Now, we’re going to create a second client called app. If you’re using Keycloak 19.0.0 or later, in the Capability config, turn on Client authentication. For older versions of Keycloak, change the Access Type to confidential.

For the app client, we also need to set the valid redirect URIs to http://localhost:8090/oidc-app/* and set the Web origins to + to permit all origins of Valid Redirect URIs.

Now, click on Realm roles and create two roles, user and admin.

Finally, create a user called alice and assign her the user and admin roles. Then, create a user called bob and assign him only the user role. Steps for assigning roles can be found in the Keycloak documentation.

JAX-RS Service

Take a look at the 3 endpoints that are provided by our JAX-RS service:

  • public - This endpoint requires no authentication.

  • secured - This endpoint can be invoked by users with the user role.

  • admin - This endpoint can be invoked by users with the admin role.

Each endpoint just returns a message that contains the name of the endpoint, e.g., { "message":"public" }.

OIDC Application

The OIDC application provides a Login button that allows users to log in using the Keycloak OpenID provider and also provides 3 buttons for invoking each of the endpoints described in the previous section.

Deploying the JAX-RS Service and the OIDC Application

Now let’s deploy our service and application to WildFly.
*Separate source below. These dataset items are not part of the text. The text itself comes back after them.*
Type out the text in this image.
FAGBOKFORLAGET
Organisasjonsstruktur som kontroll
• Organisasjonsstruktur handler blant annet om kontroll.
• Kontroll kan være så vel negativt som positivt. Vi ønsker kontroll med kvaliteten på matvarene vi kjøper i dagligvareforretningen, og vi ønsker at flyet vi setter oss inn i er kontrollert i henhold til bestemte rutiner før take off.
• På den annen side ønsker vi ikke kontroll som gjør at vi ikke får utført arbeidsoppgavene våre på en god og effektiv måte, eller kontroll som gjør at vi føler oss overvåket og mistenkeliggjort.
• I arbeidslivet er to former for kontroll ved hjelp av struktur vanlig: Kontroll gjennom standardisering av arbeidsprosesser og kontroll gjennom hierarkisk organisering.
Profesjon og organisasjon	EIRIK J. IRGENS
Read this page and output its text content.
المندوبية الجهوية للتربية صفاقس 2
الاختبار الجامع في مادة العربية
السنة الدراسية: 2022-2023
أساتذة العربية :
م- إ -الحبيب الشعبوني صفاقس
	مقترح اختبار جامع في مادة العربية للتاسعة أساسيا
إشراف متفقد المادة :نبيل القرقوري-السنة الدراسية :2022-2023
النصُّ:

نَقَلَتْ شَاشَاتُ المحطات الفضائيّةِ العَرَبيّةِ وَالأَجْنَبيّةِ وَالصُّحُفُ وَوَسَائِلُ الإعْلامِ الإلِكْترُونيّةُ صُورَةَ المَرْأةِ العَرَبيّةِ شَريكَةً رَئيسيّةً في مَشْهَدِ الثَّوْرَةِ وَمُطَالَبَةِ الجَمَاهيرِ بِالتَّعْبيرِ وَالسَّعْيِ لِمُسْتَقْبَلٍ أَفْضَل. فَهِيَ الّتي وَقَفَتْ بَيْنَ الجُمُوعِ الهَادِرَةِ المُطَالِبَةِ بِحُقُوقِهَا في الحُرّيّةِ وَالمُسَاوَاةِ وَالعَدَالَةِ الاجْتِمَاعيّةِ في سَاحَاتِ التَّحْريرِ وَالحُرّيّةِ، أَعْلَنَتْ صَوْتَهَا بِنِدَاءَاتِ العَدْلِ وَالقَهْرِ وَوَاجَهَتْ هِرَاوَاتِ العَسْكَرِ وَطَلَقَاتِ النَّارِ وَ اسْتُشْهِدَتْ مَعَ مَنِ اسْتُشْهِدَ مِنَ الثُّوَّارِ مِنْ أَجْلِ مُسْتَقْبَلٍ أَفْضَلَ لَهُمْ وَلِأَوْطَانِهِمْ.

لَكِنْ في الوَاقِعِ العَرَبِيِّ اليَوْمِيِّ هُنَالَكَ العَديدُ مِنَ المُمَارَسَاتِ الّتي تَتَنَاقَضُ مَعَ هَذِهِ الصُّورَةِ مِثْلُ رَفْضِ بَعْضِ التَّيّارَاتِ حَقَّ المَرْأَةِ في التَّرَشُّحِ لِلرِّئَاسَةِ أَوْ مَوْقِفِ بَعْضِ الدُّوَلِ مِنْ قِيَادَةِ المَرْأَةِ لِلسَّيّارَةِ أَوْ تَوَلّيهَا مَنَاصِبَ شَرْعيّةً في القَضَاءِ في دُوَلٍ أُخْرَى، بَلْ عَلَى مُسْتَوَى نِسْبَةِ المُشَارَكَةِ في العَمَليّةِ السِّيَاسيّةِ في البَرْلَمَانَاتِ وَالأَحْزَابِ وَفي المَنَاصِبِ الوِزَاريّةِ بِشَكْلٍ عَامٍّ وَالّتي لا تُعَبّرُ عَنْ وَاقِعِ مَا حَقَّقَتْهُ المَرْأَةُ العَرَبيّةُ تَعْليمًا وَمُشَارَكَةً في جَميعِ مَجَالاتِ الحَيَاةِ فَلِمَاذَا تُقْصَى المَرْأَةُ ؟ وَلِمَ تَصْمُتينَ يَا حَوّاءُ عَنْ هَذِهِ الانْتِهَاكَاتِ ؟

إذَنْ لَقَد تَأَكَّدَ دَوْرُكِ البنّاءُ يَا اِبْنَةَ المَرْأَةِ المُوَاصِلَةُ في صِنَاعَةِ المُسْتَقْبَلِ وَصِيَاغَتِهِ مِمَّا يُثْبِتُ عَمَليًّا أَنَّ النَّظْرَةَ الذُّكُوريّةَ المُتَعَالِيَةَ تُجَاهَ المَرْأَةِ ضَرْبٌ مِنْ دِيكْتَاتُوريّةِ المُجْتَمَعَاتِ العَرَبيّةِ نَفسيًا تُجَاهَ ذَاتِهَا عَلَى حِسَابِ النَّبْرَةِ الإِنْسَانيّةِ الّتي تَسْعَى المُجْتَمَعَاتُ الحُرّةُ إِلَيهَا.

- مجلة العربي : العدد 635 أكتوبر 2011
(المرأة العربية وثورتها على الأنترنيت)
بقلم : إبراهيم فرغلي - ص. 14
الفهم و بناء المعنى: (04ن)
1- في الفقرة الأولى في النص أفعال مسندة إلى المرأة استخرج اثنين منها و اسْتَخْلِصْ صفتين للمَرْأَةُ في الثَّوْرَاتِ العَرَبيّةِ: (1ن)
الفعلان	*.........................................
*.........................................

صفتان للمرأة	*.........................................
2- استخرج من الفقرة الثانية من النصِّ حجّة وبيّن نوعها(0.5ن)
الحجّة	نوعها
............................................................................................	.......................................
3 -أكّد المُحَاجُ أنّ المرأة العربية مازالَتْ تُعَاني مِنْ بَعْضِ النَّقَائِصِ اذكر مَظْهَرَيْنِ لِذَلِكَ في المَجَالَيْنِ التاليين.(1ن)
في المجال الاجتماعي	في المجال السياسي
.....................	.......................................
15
When starting our WildFly instance, we’re going to specify the oidc.client.secret system property. Notice that this is specified in the OIDC application’s oidc.json file and is used to specify the secret that should be used when communicating with the Keycloak OpenID provider. From the Keycloak Admin Console, navigate to the app client that we created earlier, then click on Credentials, and copy the value for the Client secret. We’re going to start our WildFly instance using this copied value. Notice that we’re specifying a port offset here since our Keycloak instance is already exposed on port 8080:

./bin/standalone.sh -Djboss.socket.binding.port-offset=10 -Doidc.client.secret=COPIED_VALUE

Next, we’re going to build and deploy our service. From the elytron-examples directory, run the following commands:

cd oidc-with-bearer/service
mvn wildfly:deploy -Dwildfly.port=10000

Now let’s deploy our OIDC application. From the elytron-examples directory, run the following commands:

cd oidc-with-bearer/app
mvn wildfly:deploy -Dwildfly.port=10000

Accessing the app

Now, let’s try accessing our application using http://localhost:8090/oidc-app.

Try invoking the different endpoints without logging in. You’ll only be able to successfully invoke the public endpoint.

Now try logging in as alice. You’ll be redirected to Keycloak to log in. Then try invoking the different endpoints again. This time, you’ll be able to successfully invoke all three endpoints because alice has both user and admin roles.

Finally, try accessing the application again but this time, log in as bob. When you try invoking the endpoints this time, you’ll see that you can only invoke the public and secured endpoints since bob does not have the admin role.


This blog post has given an overview of how to secure an application with Bearer Token Authentication when using the Elytron OIDC Client subsystem.